The problem was especially difficult for participants experiencing homelessness. Starting buprenorphine can require waiting through opioid withdrawal before the first dose, and some participants did not have a stable place to be sick long enough to begin.
- At-home uncertainty: Some participants were unsure when symptoms meant it was safe to take the first dose.
- Fentanyl context: Participants and authors described fentanyl in the unregulated opioid supply as making initiation harder to time.

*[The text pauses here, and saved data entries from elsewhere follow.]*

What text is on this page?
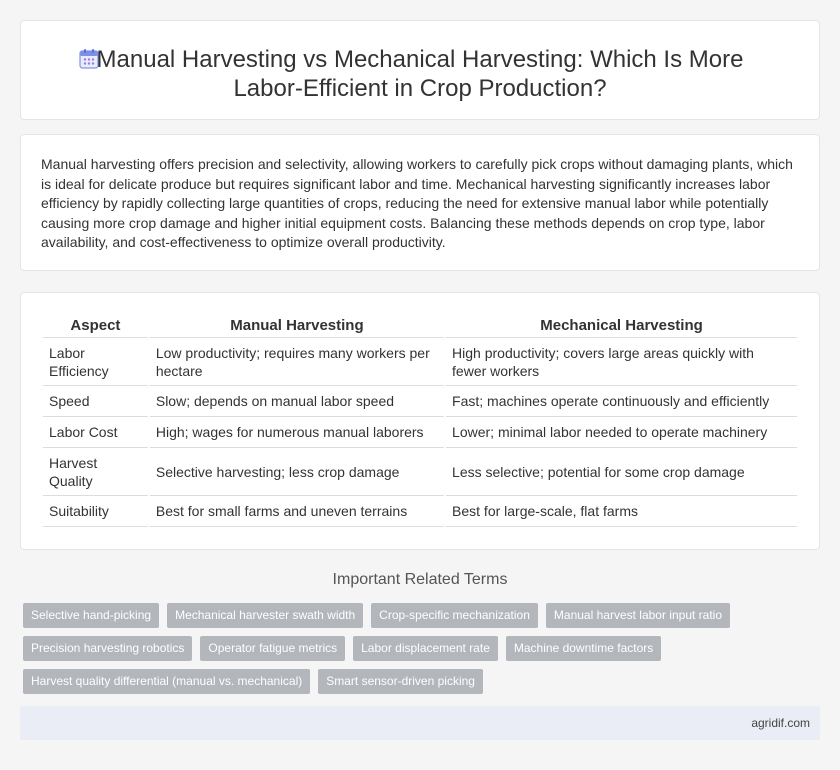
Manual Harvesting vs Mechanical Harvesting: Which Is More Labor-Efficient in Crop Production?

Manual harvesting offers precision and selectivity, allowing workers to carefully pick crops without damaging plants, which is ideal for delicate produce but requires significant labor and time. Mechanical harvesting significantly increases labor efficiency by rapidly collecting large quantities of crops, reducing the need for extensive manual labor while potentially causing more crop damage and higher initial equipment costs. Balancing these methods depends on crop type, labor availability, and cost-effectiveness to optimize overall productivity.

Aspect	Manual Harvesting	Mechanical Harvesting
Labor Efficiency	Low productivity; requires many workers per hectare	High productivity; covers large areas quickly with fewer workers
Speed	Slow; depends on manual labor speed	Fast; machines operate continuously and efficiently
Labor Cost	High; wages for numerous manual laborers	Lower; minimal labor needed to operate machinery
Harvest Quality	Selective harvesting; less crop damage	Less selective; potential for some crop damage
Suitability	Best for small farms and uneven terrains	Best for large-scale, flat farms
Important Related Terms
Selective hand-picking	Mechanical harvester swath width	Crop-specific mechanization	Manual harvest labor input ratio
Precision harvesting robotics	Operator fatigue metrics	Labor displacement rate	Machine downtime factors
Harvest quality differential (manual vs. mechanical)	Smart sensor-driven picking
agridif.com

- Support gap: Participants suggested check-ins from clinicians, peers, or staff while they were starting at home.
- Supervision needs: Some preferred home initiation, while others said a more supervised setting would have helped.
The Proposed Model Was Low-Threshold and High-Touch
The authors concluded that syringe service programs can be strong venues for buprenorphine treatment, but the model should pair rapid access with more support. They described this as low-threshold, high-touch care.
Low-threshold care means same-day access, flexible visits, and a harm-reduction approach to ongoing opioid use. High-touch care means the person is not left alone with the hardest initiation steps after a prescription is written.
In practical terms, high-touch initiation could include:
- Clinician check-ins: Contacts during the first days to answer dosing and symptom questions.
- Peer support: Help from people who can translate instructions and reduce the power gap of clinical visits.
- Symptom planning: Guidance for nausea, vomiting, diarrhea, anxiety, and other withdrawal symptoms.
- Flexible initiation pathways: Options for at-home starts, supervised starts, or extra support for people without stable housing.
The study was small and qualitative, so it cannot estimate how often each barrier occurs in the broader population. It also sampled people from a randomized trial, which may not fully represent everyone who uses syringe service programs.
Its value is more practical: participants explained why access alone was not enough. For buprenorphine programs in harm-reduction settings, the next improvement may be less about writing the prescription faster and more about helping people get through the first dose safely.
Citation: DOI: 10.1016/j.josat.2026.210027. McGill et al. “It was good because they have a relationship with us:” A qualitative study on low-threshold buprenorphine treatment at syringe services programs. Journal of Substance Use and Addiction Treatment. 2026;189:210027.
Study Design: Qualitative exit-interview study nested within a randomized trial of onsite syringe-service buprenorphine initiation versus enhanced referral.
Sample Size: 12 interviewed participants from a 97-person parent trial.
Key Statistic: Four themes identified rapid prescription access, precipitated withdrawal, affirming syringe-service settings, and provider relationships as central to buprenorphine initiation.
Caveat: The sample was small and trial-based, so the findings describe participant experiences rather than population-level treatment outcomes.